In 2015, it was all DIY.

Ten Years of AI Pictures
Iconic Picasso, 14 Dec 2015

I posted a small picture on my Instagram feed on the 18th of November in 2015. A decade ago, as of next week.

This image, “Suburbia,” was one of the first I’d created using my then-newest computer, which I’d assembled specifically to make these sorts of pictures using software I'd written for that purpose. The computer sported the fastest Intel CPU I could find, a large-for-the-day SSD drive in addition to the usual system hard drive, and a fresh NVIDIA GTX Titan X graphics card to accelerate matrix math. Not long after, it contained two such graphics cards. The machine and its accessories occupied a wide corner of my home office, crowding-out the other smaller computers from half of my long desk. It had a big fan and size-XL power supply that would audibly vibrate in bursts when the GPUs were calculating intensely, which was nearly all the time. Due to overheating issues I often ran it with the case-side open. The machine’s hostname was “gerald,” for reasons I don’t recall. My (future) son-in-law Josh took a look, a listen, and immediately nicknamed it “Skynet.”

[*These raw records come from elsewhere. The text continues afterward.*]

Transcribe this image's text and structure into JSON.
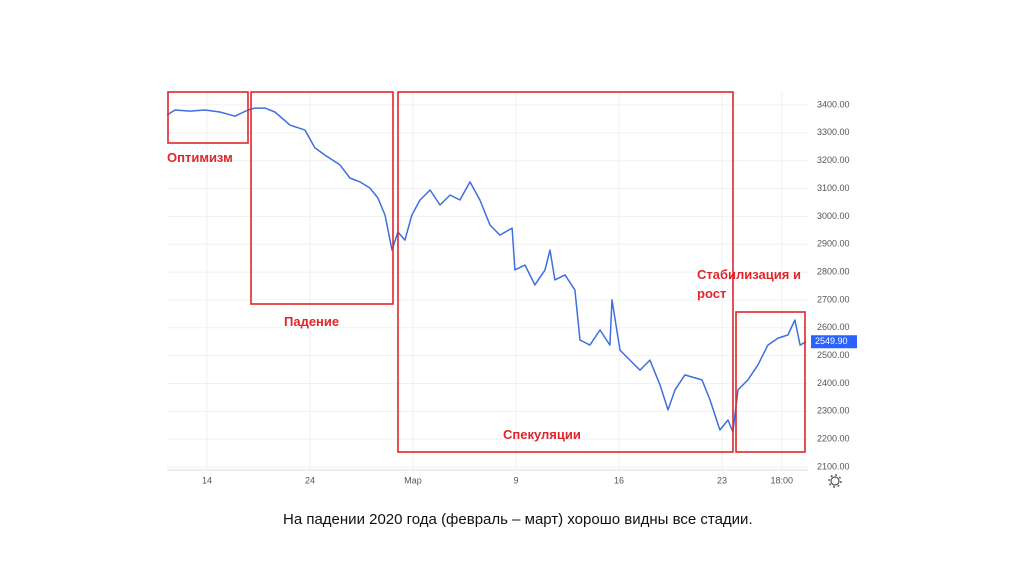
{
  "chart_data": {
    "type": "line",
    "x": [
      -1.94,
      -1.55,
      -0.83,
      -0.1,
      0.63,
      1.36,
      1.99,
      2.33,
      2.82,
      3.3,
      4.03,
      4.76,
      5.24,
      5.73,
      6.46,
      6.94,
      7.43,
      7.91,
      8.3,
      8.64,
      8.98,
      9.27,
      9.61,
      9.95,
      10.34,
      10.83,
      11.31,
      11.8,
      12.28,
      12.77,
      13.25,
      13.74,
      14.22,
      14.81,
      14.95,
      15.44,
      15.92,
      16.41,
      16.65,
      16.89,
      17.38,
      17.86,
      18.11,
      18.59,
      19.08,
      19.56,
      19.66,
      20.05,
      20.53,
      21.02,
      21.5,
      21.99,
      22.38,
      22.72,
      23.2,
      23.69,
      24.03,
      24.42,
      24.9,
      25.29,
      25.53,
      25.78,
      26.26,
      26.75,
      27.23,
      27.72,
      28.2,
      28.54,
      28.79,
      29.08
    ],
    "values": [
      3364,
      3382,
      3378,
      3382,
      3375,
      3360,
      3382,
      3389,
      3389,
      3375,
      3328,
      3310,
      3246,
      3220,
      3185,
      3138,
      3124,
      3102,
      3066,
      3005,
      2879,
      2944,
      2915,
      3005,
      3059,
      3095,
      3041,
      3077,
      3059,
      3124,
      3059,
      2969,
      2933,
      2958,
      2808,
      2825,
      2754,
      2808,
      2879,
      2772,
      2790,
      2736,
      2556,
      2538,
      2592,
      2538,
      2700,
      2520,
      2484,
      2448,
      2484,
      2395,
      2305,
      2377,
      2431,
      2420,
      2413,
      2341,
      2233,
      2269,
      2226,
      2377,
      2413,
      2467,
      2538,
      2563,
      2574,
      2628,
      2538,
      2549.9
    ],
    "color": "#3d6fe0",
    "xlim": [
      -1.94,
      29.2
    ],
    "xticks": [
      {
        "value": 0,
        "label": "14"
      },
      {
        "value": 5,
        "label": "24"
      },
      {
        "value": 10,
        "label": "Мар"
      },
      {
        "value": 15,
        "label": "9"
      },
      {
        "value": 20,
        "label": "16"
      },
      {
        "value": 25,
        "label": "23"
      },
      {
        "value": 27.9,
        "label": "18:00"
      }
    ],
    "ylim": [
      2020,
      3450
    ],
    "yticks": [
      {
        "value": 2100,
        "label": "2100.00"
      },
      {
        "value": 2200,
        "label": "2200.00"
      },
      {
        "value": 2300,
        "label": "2300.00"
      },
      {
        "value": 2400,
        "label": "2400.00"
      },
      {
        "value": 2500,
        "label": "2500.00"
      },
      {
        "value": 2600,
        "label": "2600.00"
      },
      {
        "value": 2700,
        "label": "2700.00"
      },
      {
        "value": 2800,
        "label": "2800.00"
      },
      {
        "value": 2900,
        "label": "2900.00"
      },
      {
        "value": 3000,
        "label": "3000.00"
      },
      {
        "value": 3100,
        "label": "3100.00"
      },
      {
        "value": 3200,
        "label": "3200.00"
      },
      {
        "value": 3300,
        "label": "3300.00"
      },
      {
        "value": 3400,
        "label": "3400.00"
      }
    ],
    "last_price": {
      "value": 2549.9,
      "label": "2549.90"
    },
    "grid": true,
    "annotations": [
      "Оптимизм",
      "Падение",
      "Спекуляции",
      "Стабилизация и рост"
    ]
  },
  "caption": "На падении 2020 года (февраль – март) хорошо видны все стадии."
}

“Suburbia” was made using machine-learning techniques, cribbed awkwardly from ideas in the paper “Neural Style Transfer.” Even with gerald/Skynet's GPUs, the process was very slow – there weren’t yet standard fast libraries for developing what was then commonly referred to as “deep learning.” No Theano, pytorch, Keras or TensorFlow. Only tools like numpy and BLAS.

The programmers reading this may nod knowingly, the non-programmers might instead nod-off – so I won’t detail the details except to explain that “Suburbia” was made by teaching a program to make estimated re-creations of aerial photos based on a database of thousands of other aerial photos, and then to apply those learned patterns to images what were not aerial photos - in this case, a portrait. I imagined it all as a sort of layered collage where source prints were not just pasted together, but almost liquified and their carefully-stirred fragments then allowed to cool and gel into a totally new dessert.

Each image generation required hundreds of hours of preparatory computer training on my image collection(s) before even starting to make new pictures, and each generated picture could in turn take anywhere from 20 minutes to 3 hours to produce.

Collecting the source aerial imagery was the most time-consuming, had the biggest effects on the results, and unlike the calculation, something that needed to be done “by hand,” browsing public sources, web sites, etc., reformatting or excerpting to fit into my (large but also not so large) computer capabilities.

The results, after weeks of effort and long hours staring at various messes or crash logs, started to make themselves known around the end of 2015: What I knew was a new kind of picture, never seen before. Low-res 512x512, a little blurry, and when posted online, entirely ignored by the rest of the world.